Sans toutefois vouloir dénoncer le film, qui parvient à nous placer avec brio aux premiers rangs du soulèvement, on doit admettre que les méthodes utilisées sous souvent déloyales et que l’objectivité sous-entendue n’est qu’un leurre, puisque les diverses techniques cinématographiques des deux cinéastes sont constamment marquées par leurs propres opinions. Musique à l’appui, morceaux choisis avec attention et toujours cette impression, comme lors du conflit, d’entendre un discours à une seule voix, bref, ce ne sont là que les multiples exemples du manque de neutralité de l’ensemble. Le militantisme est ici clamé haut et fort et le ridicule de la politique tourné en dérision de multiples façons.
Du coup, le documentaire manque sa chance d’unir les deux partis et de montrer un regard éclairé sur un conflit qui, encore aujourd’hui, s’explique mal, surtout lorsqu’on voit comment cela a dégénéré à de nombreux moments. Ayant comme public cible les militants déjà conquis d’avance, ceux du bord adverse ne risquent pas de mieux s’attacher à la cause qu’ils ont refusée par le passé.
Bien sûr, on s’approche plus que jamais des têtes d’affiche et on découvre ainsi d’autres facettes de Gabriel Nadeau-Dubois, par exemple. Il est également fascinant de voir les quelques conflits internes des associations par moments, tout comme l’ensemble de ce que les médias n’ont pas pu ou n’ont pas voulu diffuser à la télévision. Il faut aussi admettre que le documentaire traîne souvent en longueur. L’illusion du manque de jugement fait divaguer le film ici et là sans qu’on sache trop où on nous emmène, alors que d’autres moments, comme celui on l’on s’attarde trop longuement sur le groupe Mise en demeure, ont peu d’intérêt face à l’ensemble du sujet.
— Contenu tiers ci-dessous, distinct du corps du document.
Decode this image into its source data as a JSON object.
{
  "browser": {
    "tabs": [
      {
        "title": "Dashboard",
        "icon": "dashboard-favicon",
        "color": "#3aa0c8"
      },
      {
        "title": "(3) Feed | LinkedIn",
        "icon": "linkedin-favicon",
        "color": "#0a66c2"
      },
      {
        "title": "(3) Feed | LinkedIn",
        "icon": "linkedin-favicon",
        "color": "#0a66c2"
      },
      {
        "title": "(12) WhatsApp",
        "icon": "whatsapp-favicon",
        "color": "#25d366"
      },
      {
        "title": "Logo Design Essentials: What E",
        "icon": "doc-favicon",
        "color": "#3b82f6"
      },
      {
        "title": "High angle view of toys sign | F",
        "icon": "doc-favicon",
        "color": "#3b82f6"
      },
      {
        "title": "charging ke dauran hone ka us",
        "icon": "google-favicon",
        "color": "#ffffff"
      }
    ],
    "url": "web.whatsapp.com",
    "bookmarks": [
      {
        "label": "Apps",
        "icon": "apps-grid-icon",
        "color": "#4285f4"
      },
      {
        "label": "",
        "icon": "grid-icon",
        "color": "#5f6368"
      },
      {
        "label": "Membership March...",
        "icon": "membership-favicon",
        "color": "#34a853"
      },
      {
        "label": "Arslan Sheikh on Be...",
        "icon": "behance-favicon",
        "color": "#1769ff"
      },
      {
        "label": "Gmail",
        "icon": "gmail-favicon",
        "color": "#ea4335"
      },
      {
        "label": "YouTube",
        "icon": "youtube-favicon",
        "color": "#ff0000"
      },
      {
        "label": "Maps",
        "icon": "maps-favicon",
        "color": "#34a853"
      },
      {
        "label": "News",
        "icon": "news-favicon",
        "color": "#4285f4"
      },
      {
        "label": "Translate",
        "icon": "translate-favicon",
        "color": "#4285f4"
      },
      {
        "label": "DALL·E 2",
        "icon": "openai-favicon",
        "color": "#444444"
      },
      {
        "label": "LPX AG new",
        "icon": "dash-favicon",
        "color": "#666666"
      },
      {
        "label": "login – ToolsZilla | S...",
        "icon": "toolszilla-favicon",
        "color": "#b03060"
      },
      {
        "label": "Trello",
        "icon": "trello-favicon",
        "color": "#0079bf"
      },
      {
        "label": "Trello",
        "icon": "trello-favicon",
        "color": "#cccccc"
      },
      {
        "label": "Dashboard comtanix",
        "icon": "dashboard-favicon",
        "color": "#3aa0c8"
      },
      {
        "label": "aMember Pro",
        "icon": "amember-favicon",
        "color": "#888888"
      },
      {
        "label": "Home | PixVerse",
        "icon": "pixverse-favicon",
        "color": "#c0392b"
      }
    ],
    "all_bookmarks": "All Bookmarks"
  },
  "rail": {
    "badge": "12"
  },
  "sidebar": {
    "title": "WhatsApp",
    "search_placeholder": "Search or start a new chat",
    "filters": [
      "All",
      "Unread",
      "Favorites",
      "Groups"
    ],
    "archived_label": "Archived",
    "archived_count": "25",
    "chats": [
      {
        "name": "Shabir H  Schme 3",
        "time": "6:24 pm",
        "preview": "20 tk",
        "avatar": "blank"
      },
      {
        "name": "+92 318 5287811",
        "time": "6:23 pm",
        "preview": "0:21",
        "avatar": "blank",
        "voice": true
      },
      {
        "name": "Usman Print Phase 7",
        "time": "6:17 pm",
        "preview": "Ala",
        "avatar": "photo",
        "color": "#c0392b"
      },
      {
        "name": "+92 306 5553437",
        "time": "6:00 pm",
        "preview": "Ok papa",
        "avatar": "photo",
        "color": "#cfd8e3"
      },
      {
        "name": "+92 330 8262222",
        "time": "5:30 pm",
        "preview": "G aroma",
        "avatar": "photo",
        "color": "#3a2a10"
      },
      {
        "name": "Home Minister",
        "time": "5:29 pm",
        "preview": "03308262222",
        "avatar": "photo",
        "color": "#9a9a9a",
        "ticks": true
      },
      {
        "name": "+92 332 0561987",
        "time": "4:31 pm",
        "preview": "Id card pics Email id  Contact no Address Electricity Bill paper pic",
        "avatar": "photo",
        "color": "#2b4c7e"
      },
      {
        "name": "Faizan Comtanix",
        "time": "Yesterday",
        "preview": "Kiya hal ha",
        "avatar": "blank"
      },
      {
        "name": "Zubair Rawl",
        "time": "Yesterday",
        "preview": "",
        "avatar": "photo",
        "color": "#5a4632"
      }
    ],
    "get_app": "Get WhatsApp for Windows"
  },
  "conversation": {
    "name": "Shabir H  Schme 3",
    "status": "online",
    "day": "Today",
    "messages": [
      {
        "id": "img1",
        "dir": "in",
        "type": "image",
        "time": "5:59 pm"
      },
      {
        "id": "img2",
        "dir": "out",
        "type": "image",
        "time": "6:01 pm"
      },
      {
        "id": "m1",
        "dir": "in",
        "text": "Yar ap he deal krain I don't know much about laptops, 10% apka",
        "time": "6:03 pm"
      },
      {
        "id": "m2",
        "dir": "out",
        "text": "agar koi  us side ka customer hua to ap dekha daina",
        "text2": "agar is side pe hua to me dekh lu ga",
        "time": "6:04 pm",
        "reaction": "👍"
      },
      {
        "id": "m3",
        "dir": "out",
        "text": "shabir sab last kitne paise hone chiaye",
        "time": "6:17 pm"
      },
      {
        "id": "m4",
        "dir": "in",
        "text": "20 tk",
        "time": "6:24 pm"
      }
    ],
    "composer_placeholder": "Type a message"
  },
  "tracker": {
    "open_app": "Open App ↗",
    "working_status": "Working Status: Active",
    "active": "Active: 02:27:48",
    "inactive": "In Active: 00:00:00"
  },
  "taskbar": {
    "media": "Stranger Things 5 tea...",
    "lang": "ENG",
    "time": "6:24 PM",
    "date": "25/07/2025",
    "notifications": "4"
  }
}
Mais pour ceux et celles qui auraient dormi pendant les nombreux mois de cette crise, ce documentaire demeure un regroupement d’archives assez important et une très bonne entrée en matière pour voir différemment la situation globale, notamment du point de vue des étudiants. Ce sera ensuite au spectateur de développer ses propres recherches et de former ainsi sa propre opinion et de construire ses propres «pour» et ses propres «contre».
Là où le gouvernement et les étudiants se sont entendus le mieux, c’est sur le fait que, tôt où tard, tout devait péter, tout devait éclater. Pour les étudiants, c’est face à la réaction d’un groupe, d’une masse, d’un peuple face à une impasse, et pour le gouvernement, c’est face à l’essoufflement d’un tel mouvement. Et cette constatation, le documentaire Carré rouge sur fond noir de Bertolino et Samson se fait le devoir d’en démontrer l’effervescence, arrivant à plusieurs moments à mettre dans le tort un côté comme l’autre.
Ainsi, on découvre une force qui jusqu’alors n’a toujours pas été vaincue et qui, encore aujourd’hui, en habite beaucoup face à un conflit qui perdure dans le silence, à savoir la force de l’incompréhension. Et c’est peut-être là l’essentiel du documentaire, ne marquant que le prologue d’un avenir encore et toujours incertain.
«Carré rouge sur fond noir» prend l’affiche au Cinéma Excentris ce vendredi 30 août et au Cinéma Cartier de Québec dès le 6 septembre prochain.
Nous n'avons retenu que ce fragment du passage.